Further more, Mitre has several positions posted right now that have nothing to do with FFRDCs and are in fact, just providing personnel for government projects. Splitting hairs on the terminology is a great game to play on the internet, but what would the average person call a company that produces no products and provides administrative, research, and engineering personnel on a basis of awarded contracts? The fact that Mitre employees seem to continually conflate their work as engineering contractors and their roles as FFDR administrators is a large part of my "mixed" experience in working with them.

And frankly; by your definition Honeywell would be an FFRDC which I don't think anyone would argue.

It's not like an agency can just go to MITRE and say "Hey, do you have any geospatial analysts, I need a few."

They have to jump through a lot of hoops to get to that point. It needs to be part of some research program or development project that they've convinced the sponsoring agency fits within the FFRDC charter and convinced MITRE and the COR they need to assist with, and awarded the tasking (beating everyone else trying to use that vehicle). MITRE and the COR get to decide which programs/projects, and they propose the staffing they think will help.

It's very inconvenient, let's just say.

Sure it's inconvenient. It's inconvenient to staff anyone in the government. If I could have ordered employees like pizza on any staffing vehicle, I would have staffed them regardless of nearly anything else and never looked back.

Right now I can go on Mitre's website and look at their hot jobs postings. Right there is PM support in the army acquisition core, COTS integration, and several software engineer postings supporting BMD and THAAD. These are not part of their FFRDC line up. A cursory look shows about 1/3rd of current Mitre posting appear unrelated to FFRDCs. These sorts of positions will place Mitre employees in government offices and labs doing the same work along side other contractors hired by other contracting vehicles and along side government engineers doing the same work. It's not wrong, it's just the truth of the matter. There should be more firewalls legally speaking but they often times get broken down just so work can get done. I think that trying to dress Mitre up is not very helpful to someone trying to understand it from the outside. Statements like, "Mitre benefits most when you establish an ever closer relationship with the government agency and people therein. The higher the governmant authority you report to, the more valuable you become within Mitre," sound downright dystopian.

Mitre fulfills multiple rolls.

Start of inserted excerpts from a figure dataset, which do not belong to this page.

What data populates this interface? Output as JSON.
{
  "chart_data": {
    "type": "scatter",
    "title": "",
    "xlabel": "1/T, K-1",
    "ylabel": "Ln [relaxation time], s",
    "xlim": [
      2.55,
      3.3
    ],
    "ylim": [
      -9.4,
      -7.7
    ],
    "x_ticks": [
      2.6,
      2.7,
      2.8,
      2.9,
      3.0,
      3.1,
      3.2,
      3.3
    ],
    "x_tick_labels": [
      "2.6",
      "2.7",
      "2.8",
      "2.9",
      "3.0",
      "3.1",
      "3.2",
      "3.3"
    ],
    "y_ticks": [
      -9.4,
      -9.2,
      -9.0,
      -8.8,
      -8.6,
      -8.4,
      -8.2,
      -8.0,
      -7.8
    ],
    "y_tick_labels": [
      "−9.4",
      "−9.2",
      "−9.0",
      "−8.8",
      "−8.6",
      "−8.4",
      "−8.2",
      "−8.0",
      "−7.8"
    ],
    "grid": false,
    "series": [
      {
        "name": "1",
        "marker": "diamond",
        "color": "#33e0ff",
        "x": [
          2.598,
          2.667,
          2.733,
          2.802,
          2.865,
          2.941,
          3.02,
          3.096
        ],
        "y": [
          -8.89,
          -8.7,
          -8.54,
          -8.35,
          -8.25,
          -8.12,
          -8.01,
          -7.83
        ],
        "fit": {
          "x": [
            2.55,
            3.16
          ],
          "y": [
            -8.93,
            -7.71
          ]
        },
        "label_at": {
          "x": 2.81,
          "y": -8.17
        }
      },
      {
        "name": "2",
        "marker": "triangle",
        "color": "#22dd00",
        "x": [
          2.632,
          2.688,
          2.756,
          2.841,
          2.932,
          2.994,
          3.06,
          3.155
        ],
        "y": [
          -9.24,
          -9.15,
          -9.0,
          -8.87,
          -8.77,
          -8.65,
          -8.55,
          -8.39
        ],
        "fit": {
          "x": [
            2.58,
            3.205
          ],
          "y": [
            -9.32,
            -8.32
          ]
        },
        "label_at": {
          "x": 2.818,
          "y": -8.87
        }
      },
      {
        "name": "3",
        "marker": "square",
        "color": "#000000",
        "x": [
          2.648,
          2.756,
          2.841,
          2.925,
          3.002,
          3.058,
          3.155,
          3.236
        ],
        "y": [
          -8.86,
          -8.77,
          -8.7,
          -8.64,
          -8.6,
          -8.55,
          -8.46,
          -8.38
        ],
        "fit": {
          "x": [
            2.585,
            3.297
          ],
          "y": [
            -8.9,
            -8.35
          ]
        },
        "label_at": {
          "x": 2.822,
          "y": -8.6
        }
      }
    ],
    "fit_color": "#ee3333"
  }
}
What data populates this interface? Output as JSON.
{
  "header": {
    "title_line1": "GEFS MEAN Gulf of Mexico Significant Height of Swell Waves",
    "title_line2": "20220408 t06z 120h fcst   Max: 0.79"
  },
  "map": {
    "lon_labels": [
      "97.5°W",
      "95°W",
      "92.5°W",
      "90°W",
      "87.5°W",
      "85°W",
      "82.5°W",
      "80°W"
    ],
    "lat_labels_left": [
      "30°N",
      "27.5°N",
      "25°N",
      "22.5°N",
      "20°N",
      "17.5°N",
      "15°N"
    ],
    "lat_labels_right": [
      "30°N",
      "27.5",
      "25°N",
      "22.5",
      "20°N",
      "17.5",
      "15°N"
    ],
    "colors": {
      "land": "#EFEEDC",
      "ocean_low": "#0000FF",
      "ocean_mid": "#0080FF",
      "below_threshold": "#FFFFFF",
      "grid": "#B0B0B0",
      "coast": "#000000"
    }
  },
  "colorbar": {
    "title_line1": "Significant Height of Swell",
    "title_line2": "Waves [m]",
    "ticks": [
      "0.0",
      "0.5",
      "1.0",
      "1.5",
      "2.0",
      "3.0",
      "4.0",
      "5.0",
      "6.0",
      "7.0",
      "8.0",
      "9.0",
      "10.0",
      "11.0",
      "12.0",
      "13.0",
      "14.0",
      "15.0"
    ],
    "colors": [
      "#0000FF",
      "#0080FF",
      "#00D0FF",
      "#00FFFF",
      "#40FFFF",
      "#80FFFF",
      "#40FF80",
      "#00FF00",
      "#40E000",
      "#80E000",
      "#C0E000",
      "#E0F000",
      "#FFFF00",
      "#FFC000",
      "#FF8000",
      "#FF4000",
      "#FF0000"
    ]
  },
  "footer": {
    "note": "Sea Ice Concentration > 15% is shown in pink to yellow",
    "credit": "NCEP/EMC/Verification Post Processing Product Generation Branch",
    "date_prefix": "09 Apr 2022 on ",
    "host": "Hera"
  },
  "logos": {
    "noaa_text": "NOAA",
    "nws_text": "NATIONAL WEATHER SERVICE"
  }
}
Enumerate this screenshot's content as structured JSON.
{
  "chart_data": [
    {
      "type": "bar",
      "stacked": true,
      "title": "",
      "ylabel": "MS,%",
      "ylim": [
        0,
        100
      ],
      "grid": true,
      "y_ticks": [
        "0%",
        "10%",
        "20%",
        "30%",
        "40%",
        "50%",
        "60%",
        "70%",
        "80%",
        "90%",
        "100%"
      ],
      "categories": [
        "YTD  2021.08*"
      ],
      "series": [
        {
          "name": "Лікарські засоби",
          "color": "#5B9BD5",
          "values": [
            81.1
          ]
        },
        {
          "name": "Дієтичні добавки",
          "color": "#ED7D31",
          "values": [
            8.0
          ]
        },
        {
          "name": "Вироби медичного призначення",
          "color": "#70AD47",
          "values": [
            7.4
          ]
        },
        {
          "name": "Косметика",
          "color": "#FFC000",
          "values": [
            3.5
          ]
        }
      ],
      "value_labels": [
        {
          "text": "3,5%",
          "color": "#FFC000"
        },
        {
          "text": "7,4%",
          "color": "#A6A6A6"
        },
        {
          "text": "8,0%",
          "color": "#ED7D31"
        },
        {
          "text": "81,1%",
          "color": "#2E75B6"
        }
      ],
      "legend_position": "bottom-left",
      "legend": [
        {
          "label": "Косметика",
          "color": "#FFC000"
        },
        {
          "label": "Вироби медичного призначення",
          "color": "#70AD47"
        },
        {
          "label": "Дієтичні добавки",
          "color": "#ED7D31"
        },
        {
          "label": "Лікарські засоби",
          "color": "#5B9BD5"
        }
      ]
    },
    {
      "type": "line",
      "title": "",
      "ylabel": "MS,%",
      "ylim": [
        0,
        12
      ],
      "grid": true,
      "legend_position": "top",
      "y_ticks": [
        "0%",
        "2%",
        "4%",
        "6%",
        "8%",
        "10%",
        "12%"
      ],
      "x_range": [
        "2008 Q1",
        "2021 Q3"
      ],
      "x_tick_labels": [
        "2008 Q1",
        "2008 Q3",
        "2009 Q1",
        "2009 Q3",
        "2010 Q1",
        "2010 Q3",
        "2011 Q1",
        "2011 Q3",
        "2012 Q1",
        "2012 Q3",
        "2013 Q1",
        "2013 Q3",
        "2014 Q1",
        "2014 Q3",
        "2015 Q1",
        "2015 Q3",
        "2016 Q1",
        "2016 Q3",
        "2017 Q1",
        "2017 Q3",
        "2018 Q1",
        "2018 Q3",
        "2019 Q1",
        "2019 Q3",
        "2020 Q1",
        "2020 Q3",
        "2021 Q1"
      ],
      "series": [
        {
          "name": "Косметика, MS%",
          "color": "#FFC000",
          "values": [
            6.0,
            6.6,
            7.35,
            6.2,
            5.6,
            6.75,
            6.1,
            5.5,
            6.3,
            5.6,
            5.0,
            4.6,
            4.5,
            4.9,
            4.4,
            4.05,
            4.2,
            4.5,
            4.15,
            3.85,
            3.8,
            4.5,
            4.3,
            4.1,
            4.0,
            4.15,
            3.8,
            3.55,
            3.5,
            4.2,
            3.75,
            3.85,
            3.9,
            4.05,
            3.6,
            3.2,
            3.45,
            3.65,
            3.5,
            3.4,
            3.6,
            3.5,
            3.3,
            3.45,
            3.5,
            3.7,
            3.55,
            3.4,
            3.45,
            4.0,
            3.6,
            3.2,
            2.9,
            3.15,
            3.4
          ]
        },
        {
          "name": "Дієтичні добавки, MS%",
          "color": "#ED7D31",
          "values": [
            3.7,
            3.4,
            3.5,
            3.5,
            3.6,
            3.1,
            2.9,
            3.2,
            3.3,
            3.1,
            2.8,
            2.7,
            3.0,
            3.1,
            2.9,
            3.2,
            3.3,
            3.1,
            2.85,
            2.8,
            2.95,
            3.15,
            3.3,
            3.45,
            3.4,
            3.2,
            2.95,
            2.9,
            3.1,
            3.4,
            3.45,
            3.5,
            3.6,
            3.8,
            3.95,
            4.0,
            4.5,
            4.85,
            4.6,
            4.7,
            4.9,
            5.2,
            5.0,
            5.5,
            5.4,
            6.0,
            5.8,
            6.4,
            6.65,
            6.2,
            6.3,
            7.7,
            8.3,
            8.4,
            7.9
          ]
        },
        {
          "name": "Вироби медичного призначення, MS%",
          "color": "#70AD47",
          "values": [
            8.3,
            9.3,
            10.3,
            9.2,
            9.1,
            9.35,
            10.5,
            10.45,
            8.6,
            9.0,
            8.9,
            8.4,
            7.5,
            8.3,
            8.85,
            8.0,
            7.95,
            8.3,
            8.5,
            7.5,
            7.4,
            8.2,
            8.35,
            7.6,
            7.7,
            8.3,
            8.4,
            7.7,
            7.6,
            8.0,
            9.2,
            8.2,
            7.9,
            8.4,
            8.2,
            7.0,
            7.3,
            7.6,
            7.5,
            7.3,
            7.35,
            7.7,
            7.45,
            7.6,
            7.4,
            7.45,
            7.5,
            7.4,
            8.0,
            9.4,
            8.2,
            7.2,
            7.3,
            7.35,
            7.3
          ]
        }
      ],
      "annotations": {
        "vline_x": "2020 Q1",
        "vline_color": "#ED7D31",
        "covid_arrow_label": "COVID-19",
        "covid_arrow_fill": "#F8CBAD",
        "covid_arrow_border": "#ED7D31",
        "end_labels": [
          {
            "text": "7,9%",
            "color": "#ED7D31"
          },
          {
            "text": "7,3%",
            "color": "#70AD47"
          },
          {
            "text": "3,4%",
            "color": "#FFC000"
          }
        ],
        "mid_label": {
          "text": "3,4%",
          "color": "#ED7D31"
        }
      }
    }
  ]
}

It runs several research centers and fills government positions based on current government contract awards. They treat their employees well and pay a little above average for defense work. Mitre is heavily focused on technical positions or systems engineering. Mitre is a non-profit corporation and does not produce a commercial product. They are prohibited from engaging in manufacturing without special permission from the government.

Largely agreed. The tit-for-tat that can happen where positions get filled on programs having little to do with the FFRDC they're staffed under is a problem and it makes MITRE a target for other contractors who will complain to congress about, etc. It's an existential issue for them.

I've noticed federal agencies twist themselves into knots to try to get MITRE to staff something, and jump through the hoops, and really stretch the FFRDC charter, precisely because staffing anyone in the government is a shit show. I think the percieved value is a good chance of someone who isn't useless in the role and some stability.

I don't know who's fault that is, but I know MITRE hammers the line into PMs heads, you know, you're not a body shop. R&D/prototype work only.

At the same time, portfolio managers would be rewarded for forging new partnerships and getting new projects awarded via the FFRDC, even if they were kind of BS beyond a nice slide deck. Having projects to staff those PhDs on and getting kudos from the sponsors is what matters for advancement so...

Ehhhhh.

I think we are pretty much in agreement. It really doesn't help how much the government is willing to stretch the definitions of R&D and System Engineering either.